A lot of responses! After reviewing all the suggestions, I filtered out three candidates for listing all the folders in the tree and two methods for listing the immediate folders.

Every folder:

dirs_rglob = [x for x in folder.rglob('*') if x.is_dir()]
dirs_walk = [x[0] for x in os.walk(folder)]
dirs_custom = fast_scandir(folder)

where fast_scandir() is a custom function suggested by user136036, see my code below. I tested the performance with the following Python code:

from pathlib import Path
from os import walk,scandir
from time import monotonic

#user136036 custom code:
def fast_scandir(dirname):
    subfolders= [f.path for f in scandir(dirname) if f.is_dir()]
    for dirname in list(subfolders):
        subfolders.extend(fast_scandir(dirname))
    return subfolders

folder = Path('c:/xampp/htdocs/fonts') # Insert your path here 
msg = 'Using {}, seconds: {}, number of folders: {}.\n'

start = monotonic()
dirs_rglob = [x for x in folder.rglob('*') if x.is_dir()]
print(msg.format('Path.rglob', monotonic() - start, len(dirs_rglob)))

start = monotonic()
dirs_walk = [x[0] for x in walk(folder)]
print(msg.format('os.walk', monotonic() - start, len(dirs_walk)))

start = monotonic()
dirs_custom = fast_scandir(folder)
print(msg.format('fast_scandir', monotonic() - start, len(dirs_custom)))

As stated by user136036, his custom method is the fastest, but not much compared to os.walk(folder), while folder.rglob('*') is really very slow.

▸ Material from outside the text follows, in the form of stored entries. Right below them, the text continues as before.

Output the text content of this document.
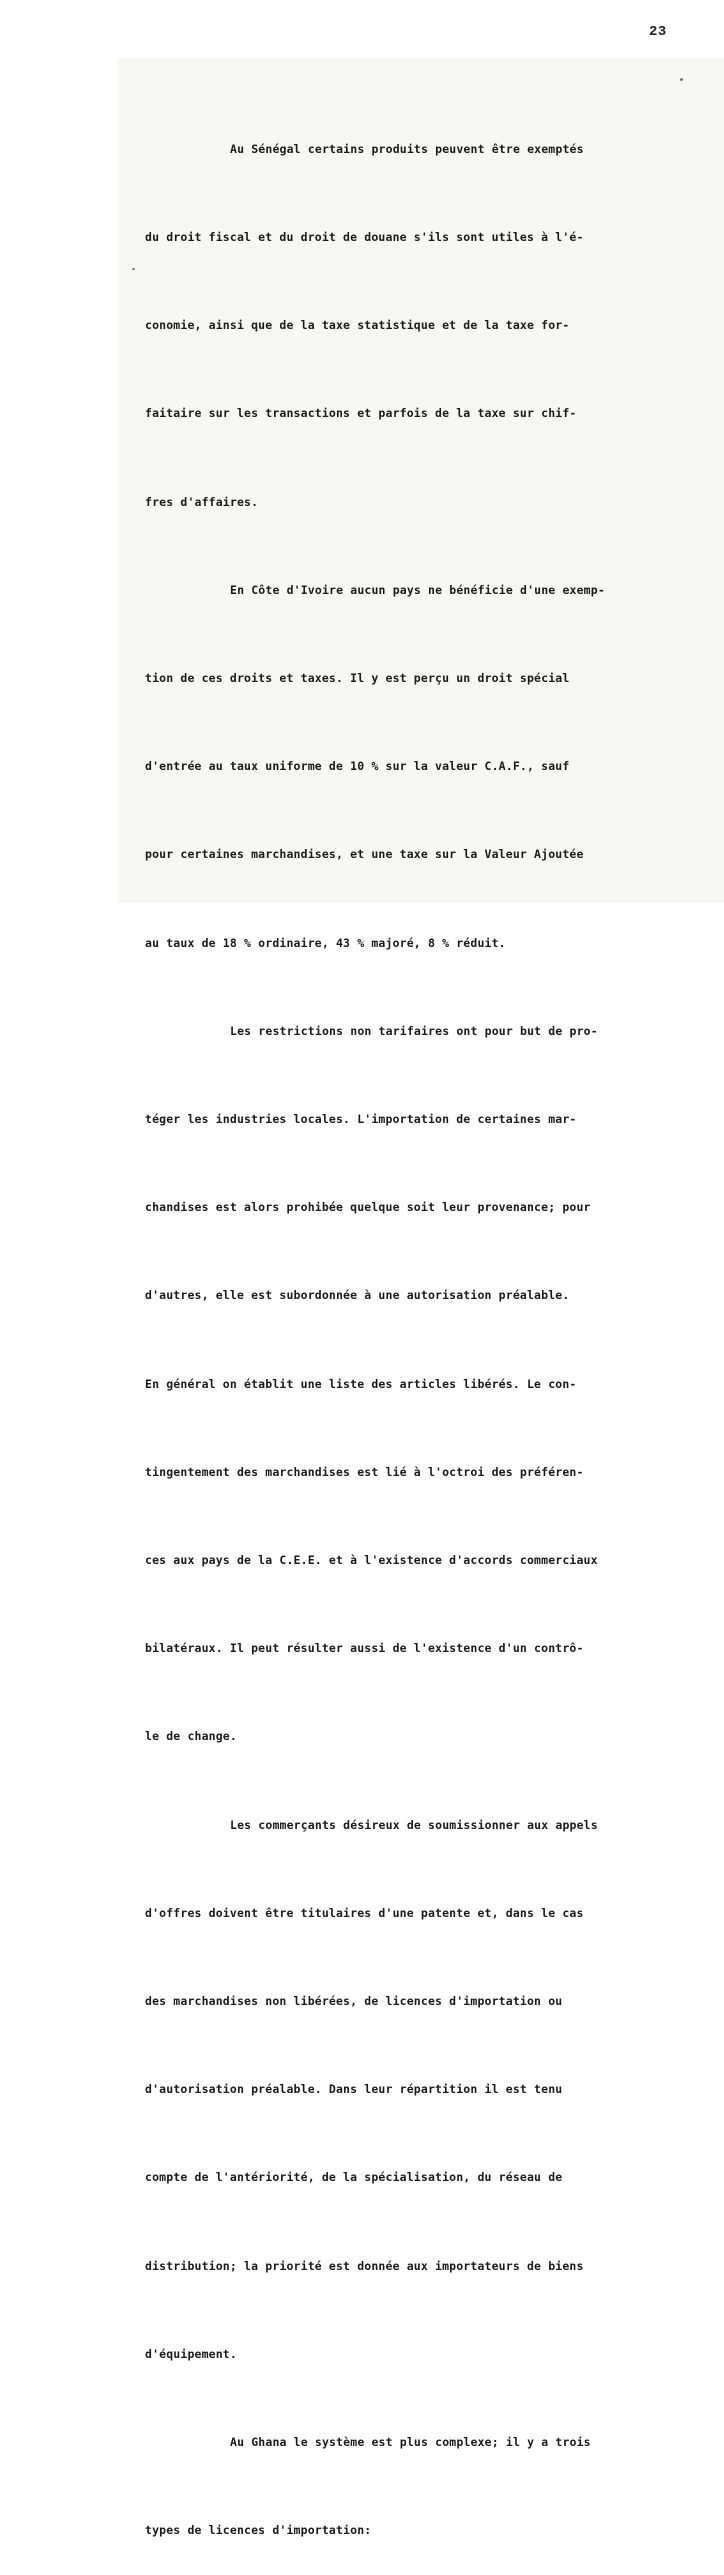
23

Au Sénégal certains produits peuvent être exemptés

du droit fiscal et du droit de douane s'ils sont utiles à l'é-

conomie, ainsi que de la taxe statistique et de la taxe for-

faitaire sur les transactions et parfois de la taxe sur chif-

fres d'affaires.

En Côte d'Ivoire aucun pays ne bénéficie d'une exemp-

tion de ces droits et taxes. Il y est perçu un droit spécial

d'entrée au taux uniforme de 10 % sur la valeur C.A.F., sauf

pour certaines marchandises, et une taxe sur la Valeur Ajoutée

au taux de 18 % ordinaire, 43 % majoré, 8 % réduit.

Les restrictions non tarifaires ont pour but de pro-

téger les industries locales. L'importation de certaines mar-

chandises est alors prohibée quelque soit leur provenance; pour

d'autres, elle est subordonnée à une autorisation préalable.

En général on établit une liste des articles libérés. Le con-

tingentement des marchandises est lié à l'octroi des préféren-

ces aux pays de la C.E.E. et à l'existence d'accords commerciaux

bilatéraux. Il peut résulter aussi de l'existence d'un contrô-

le de change.

Les commerçants désireux de soumissionner aux appels

d'offres doivent être titulaires d'une patente et, dans le cas

des marchandises non libérées, de licences d'importation ou

d'autorisation préalable. Dans leur répartition il est tenu

compte de l'antériorité, de la spécialisation, du réseau de

distribution; la priorité est donnée aux importateurs de biens

d'équipement.

Au Ghana le système est plus complexe; il y a trois

types de licences d'importation:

Since the custom method is not that much faster, I use os.walk(folder), since the latter function has no problems with the Windows operating system for system folders or the Recycle Bin.

If you only need a list of immediate folders, you can use

dirs_iter = [ f for f in folder.iterdir()  if f.is_dir()]
dirs_scan = [ f.path for f in os.scandir(folder)  if f.is_dir()]

The elapsed times are both very small, with the folder.iterdir() method sometimes being slightly faster.

Bottom line: Use os.walk(folder) for the entire tree of subdirectories and folder.iterdir() or os.scandir(folder) for the immediate subdirectories.